A federal grand jury has anywhere from 16 to 23 members, and their terms usually are for 18 months, while some grand juries have two-year life spans. One person is appointed as the foreperson, and another as deputy foreperson; the foreperson administers oaths and affirmations, and signs all indictments. The number of jurors concurring in the indictment will be recorded, but the record is not made public unless the court so orders. Grand jurors, interpreters, court reporters, transcribers, and government attorneys have an obligation not to disclose any matter that occurs before the grand jury.
A federal grand jury is a purely one-sided affair. The only people who may be present while the grand jury is in session are: 1) attorneys for the government, 2) the witness being questioned, 3) interpreters when needed, and 4) a court reporter or an operator of a recording device. You will notice that the target (unless he happens to be the witness), and the attorney for the target are not among those listed. After the government provides its version of the facts that supports its basis that the target of the investigation committed a federal crime the grand jury will deliberate about whether an indictment should issue. The grand jury can indict the target only if at least 12 jurors concur. This means that, on a 23-member grand jury, an indictment can issue when a bare majority votes to indict.
The indictment must be a plain, concise, and definite written statement of the essential facts constituting the offense charged. It must be signed by an attorney for the government, and it need not contain a formal introduction or a conclusion. Each count of the indictment may allege that the means “by which the defendant committed the offense are unknown.” However, in each count, the relevant statute allegedly violated must be provided.
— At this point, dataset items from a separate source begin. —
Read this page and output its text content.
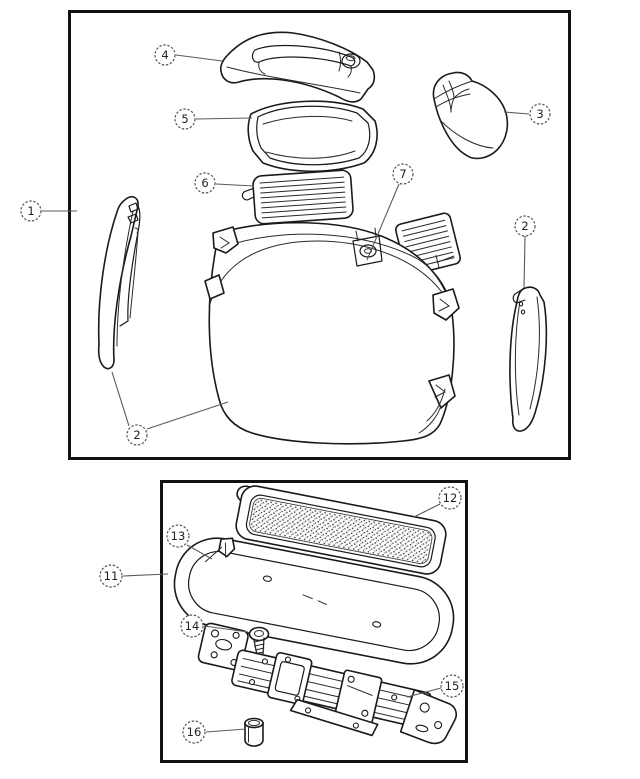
1
4
5
6
3
7
2
2
11
12
13
14
15
16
In the event that an error is made and a citation is omitted or a different offense is charged than was intended, it is not fatal unless the defendant was misled and thereby prejudiced.
Often the indictment will be sealed, or kept secret, until the defendant is in custody, and people involved in the indictment are under an obligation to keep its existence secret. At this point, the individual who has been indicted often is not aware that he has been indicted, and the US Attorney and a federal agent will walk out of the grand jury room, walk down the hall to the Federal Magistrate Judge, and in over 99% of the cases, an arrest warrant is issued. The “target” is now the “defendant.”
The magistrate will issue a warrant for each person named in an indictment. The warrant must contain the defendant’s name, the offense charged, command that the defendant be arrested and brought without unnecessary delay before the magistrate judge, and be signed by that judge. The next step is the arrest, and the often-unwitting defendant will be encountered at his home or workplace by 12-18 armed federal agents. He is arrested, brought to jail, and the next business day (which is often a Monday because the agents like to make arrests on Fridays) is when the defendant is brought before the federal court.